Troppi incarichi secondari, troppe attività collaterali, troppe cose da fare equivalgono a troppe distrazioni, a troppe alternative – alle volte, paradossalmente, persino più divertenti – rispetto alla trama principale. Penso che esista qualche fortunata eccezione, qualche prodotto così ben scritto da mantenere la concentrazione focalizzata sull’architrave narrativo portante: basti pensare a Red Dead Redemption o a Yakuza.

Ma per quanto possa sforzarmi non mi vengono in mente free roaming che possano avvicinarsi, per ritmo, profondità, respiro, coesione ed efficacia della sceneggiatura alle avventure lineari che hanno fatto la storia dei videogiochi, come i capitoli classici di Metal Gear Solid o, in tempi più recenti, The Last of Us. E non citatemi quell’incredibile guazzabuglio che è il copione di Horizon Zero Dawn, per favore.

Ma senza scomodare mostri sacri, per quanto mi riguarda persino alcuni titoli minori – come Life is Strange, Alan Wake o lo splendido A Way Out – si fondano su canovacci che mi hanno inchiodato allo schermo come nessun Assassins Creed è riuscito a fare.

Anzi, se proprio devo dirla tutta recentemente solo due open world sono riusciti a tenere alta la soglia del mio interesse ogni singolo istante di gioco. Uno è Red Dead Redemption 2, che è stato adorato dalla critica, ma aspramente criticato da tantissimi giocatori per la sua lentezza pachidermica.
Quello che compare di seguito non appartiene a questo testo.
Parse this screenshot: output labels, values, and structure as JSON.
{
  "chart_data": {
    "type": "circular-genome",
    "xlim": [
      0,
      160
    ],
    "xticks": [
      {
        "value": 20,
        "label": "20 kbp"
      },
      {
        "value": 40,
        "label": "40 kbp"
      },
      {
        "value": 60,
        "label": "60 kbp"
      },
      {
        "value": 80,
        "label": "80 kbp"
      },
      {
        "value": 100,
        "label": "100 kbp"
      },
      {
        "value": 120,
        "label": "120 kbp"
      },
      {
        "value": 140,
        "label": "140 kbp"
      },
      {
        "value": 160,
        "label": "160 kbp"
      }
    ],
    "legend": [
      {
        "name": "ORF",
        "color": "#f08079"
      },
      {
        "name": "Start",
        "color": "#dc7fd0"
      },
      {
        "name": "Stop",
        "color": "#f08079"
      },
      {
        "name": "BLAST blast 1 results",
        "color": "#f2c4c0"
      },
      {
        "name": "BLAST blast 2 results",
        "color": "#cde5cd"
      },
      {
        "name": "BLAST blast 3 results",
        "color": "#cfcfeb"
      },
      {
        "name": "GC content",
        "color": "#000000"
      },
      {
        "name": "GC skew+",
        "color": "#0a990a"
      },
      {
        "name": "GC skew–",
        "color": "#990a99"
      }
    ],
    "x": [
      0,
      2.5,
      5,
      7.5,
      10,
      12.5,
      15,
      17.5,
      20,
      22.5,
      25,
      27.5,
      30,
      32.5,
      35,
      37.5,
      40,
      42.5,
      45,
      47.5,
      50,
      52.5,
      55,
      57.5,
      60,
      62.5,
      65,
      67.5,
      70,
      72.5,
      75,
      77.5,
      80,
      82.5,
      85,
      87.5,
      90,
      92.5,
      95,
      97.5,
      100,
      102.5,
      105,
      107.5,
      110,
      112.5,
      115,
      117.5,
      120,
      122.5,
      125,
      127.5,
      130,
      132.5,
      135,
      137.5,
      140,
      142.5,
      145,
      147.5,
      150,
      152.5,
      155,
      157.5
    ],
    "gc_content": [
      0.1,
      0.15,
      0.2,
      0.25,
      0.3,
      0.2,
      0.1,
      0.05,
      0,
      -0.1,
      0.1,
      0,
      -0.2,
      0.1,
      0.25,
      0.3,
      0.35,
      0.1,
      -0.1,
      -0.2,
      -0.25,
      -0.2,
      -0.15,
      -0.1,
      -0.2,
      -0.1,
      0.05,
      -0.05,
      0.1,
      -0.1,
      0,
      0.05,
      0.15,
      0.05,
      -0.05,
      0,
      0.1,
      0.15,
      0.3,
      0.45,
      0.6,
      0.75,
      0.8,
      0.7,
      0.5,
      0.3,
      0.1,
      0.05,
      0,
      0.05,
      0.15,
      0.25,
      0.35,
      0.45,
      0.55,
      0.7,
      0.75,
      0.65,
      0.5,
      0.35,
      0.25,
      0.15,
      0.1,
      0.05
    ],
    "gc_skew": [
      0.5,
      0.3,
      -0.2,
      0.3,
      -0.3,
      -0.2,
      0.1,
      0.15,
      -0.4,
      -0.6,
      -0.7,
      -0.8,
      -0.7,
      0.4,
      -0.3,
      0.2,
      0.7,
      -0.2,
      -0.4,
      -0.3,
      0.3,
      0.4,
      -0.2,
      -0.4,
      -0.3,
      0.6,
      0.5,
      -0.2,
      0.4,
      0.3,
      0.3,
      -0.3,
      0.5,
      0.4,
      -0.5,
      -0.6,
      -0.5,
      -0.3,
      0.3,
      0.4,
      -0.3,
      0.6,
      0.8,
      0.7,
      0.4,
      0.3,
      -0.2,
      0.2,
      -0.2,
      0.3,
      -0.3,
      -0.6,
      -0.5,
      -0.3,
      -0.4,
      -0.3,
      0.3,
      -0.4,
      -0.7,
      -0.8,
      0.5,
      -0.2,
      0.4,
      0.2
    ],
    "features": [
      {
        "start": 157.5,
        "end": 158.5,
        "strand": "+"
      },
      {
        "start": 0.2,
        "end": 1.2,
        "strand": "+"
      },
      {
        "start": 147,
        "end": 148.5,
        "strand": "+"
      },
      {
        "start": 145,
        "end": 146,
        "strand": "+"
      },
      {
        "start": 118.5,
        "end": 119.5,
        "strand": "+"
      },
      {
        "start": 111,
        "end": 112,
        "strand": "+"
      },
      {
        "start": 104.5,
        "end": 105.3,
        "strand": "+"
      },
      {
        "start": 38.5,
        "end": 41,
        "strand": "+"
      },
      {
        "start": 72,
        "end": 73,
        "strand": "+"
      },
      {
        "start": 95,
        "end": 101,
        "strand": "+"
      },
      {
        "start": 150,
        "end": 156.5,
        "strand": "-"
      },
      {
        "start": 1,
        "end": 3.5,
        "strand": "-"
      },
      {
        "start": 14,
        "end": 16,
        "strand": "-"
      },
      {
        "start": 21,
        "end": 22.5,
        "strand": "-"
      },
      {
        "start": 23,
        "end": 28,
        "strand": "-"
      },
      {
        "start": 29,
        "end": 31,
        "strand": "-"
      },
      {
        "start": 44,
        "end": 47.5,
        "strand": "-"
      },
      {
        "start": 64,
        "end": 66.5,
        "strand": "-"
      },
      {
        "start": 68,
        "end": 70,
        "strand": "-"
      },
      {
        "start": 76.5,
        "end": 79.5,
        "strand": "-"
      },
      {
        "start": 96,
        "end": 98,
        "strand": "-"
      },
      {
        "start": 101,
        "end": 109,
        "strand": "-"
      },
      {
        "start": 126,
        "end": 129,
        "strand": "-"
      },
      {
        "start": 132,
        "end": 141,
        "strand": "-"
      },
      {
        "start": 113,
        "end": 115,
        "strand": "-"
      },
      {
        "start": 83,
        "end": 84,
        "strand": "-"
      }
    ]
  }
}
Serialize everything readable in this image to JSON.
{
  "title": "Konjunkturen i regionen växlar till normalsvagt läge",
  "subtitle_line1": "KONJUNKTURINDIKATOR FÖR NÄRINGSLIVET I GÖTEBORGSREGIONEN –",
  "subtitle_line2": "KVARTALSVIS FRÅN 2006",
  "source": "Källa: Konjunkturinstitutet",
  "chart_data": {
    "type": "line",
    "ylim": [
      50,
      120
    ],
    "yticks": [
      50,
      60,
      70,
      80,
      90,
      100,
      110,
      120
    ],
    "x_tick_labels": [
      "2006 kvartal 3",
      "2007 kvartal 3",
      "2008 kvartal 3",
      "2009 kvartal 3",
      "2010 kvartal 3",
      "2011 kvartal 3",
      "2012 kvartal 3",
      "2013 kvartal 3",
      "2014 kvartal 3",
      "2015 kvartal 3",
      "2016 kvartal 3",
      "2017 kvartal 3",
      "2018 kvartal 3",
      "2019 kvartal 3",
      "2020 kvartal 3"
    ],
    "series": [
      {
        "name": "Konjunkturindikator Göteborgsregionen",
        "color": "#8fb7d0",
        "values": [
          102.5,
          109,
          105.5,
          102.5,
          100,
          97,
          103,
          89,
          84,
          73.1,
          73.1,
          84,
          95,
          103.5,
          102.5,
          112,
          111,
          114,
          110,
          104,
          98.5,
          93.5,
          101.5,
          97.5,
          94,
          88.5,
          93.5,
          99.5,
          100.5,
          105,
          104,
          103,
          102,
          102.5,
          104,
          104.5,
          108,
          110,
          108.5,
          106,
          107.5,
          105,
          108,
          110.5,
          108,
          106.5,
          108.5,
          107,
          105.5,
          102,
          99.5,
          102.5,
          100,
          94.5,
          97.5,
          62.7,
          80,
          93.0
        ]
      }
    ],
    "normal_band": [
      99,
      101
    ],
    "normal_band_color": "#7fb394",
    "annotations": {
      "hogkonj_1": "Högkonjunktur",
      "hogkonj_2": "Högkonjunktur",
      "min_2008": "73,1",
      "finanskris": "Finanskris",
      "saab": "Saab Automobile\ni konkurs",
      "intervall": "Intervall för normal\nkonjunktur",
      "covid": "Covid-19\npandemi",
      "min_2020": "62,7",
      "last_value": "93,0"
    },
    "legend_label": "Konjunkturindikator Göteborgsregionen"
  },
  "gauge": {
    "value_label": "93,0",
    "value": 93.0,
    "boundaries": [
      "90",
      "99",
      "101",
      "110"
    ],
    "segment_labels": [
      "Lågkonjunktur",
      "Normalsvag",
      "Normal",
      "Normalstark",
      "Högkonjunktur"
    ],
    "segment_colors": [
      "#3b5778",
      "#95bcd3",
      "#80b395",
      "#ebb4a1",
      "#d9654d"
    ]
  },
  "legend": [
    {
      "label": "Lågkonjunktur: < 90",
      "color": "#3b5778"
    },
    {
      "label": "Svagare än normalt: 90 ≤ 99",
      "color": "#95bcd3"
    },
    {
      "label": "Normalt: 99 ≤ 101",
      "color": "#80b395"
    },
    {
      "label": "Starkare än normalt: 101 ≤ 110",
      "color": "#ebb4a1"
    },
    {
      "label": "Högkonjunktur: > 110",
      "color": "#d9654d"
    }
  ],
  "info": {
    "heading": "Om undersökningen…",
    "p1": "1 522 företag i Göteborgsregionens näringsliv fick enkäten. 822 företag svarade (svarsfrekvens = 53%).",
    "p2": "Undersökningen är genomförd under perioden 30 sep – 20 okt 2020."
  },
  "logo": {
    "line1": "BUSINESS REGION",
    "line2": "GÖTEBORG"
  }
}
Che volete che vi dica, a me ha fatto impazzire: gli ho dato il perfect score qui su Leganerd e glielo ridarei ancora.

Perché ha una trama che condiziona ogni attività, incarichi secondari compresi, e io a certi videogiochi chiedo principalmente questo: una storia potente in cui perdermi, che riesca a farmi viaggiare con la mente. Esattamente come un romanzo. E il secondo – rullo di tamburi – è proprio Days Gone. Penso che il lavoro di Sony Bend stia qualche gradino sotto all’epopea di Arthur Morgan e John Marston per qualità di scrittura, ma lo ritengo comunque un open world piacevolissimo.

 

È un titolo che frulla un sacco di idee già viste altrove, ma le frulla bene e, soprattutto, è un prodotto in cui spesso non ha senso la demarcazione tra missioni principali e collaterali, perché i filoni narrativi sono più di uno.  

Days Gone, sia chiaro, non è un lavoro esente da difetti, il primo dei quali, per come la vedo io, è che non introduce nessuna idea nuova. La puzza di stantio c’è, inutile negarlo.

Ciononostante penso che si tratti di un’opera che meriti di essere giocata perché, al netto della banalità dell’ambientazione apocalittica a base di non morti, possiede un’identità propria e si regge su un impianto narrativo che, pur tra qualche alto e basso, funziona e si è rivelato ben più intrigante di quanto mi aspettassi.

Mi auguro davvero che Hideo Kojima, come egli stesso ha dichiarato, sia riuscito a trovare con Death Stranding la formula per rifondare un genere che a mio parere ormai ha sempre meno da dire. Quell’’uomo è capace di tutto. Ma nell’attesa di toccare con mano la sua creatura, mi accontento ben volentieri di divertirmi con Days Gone, ovvero l’inizio di una saga di cui sentiremo ancora parlare su PlayStation 5.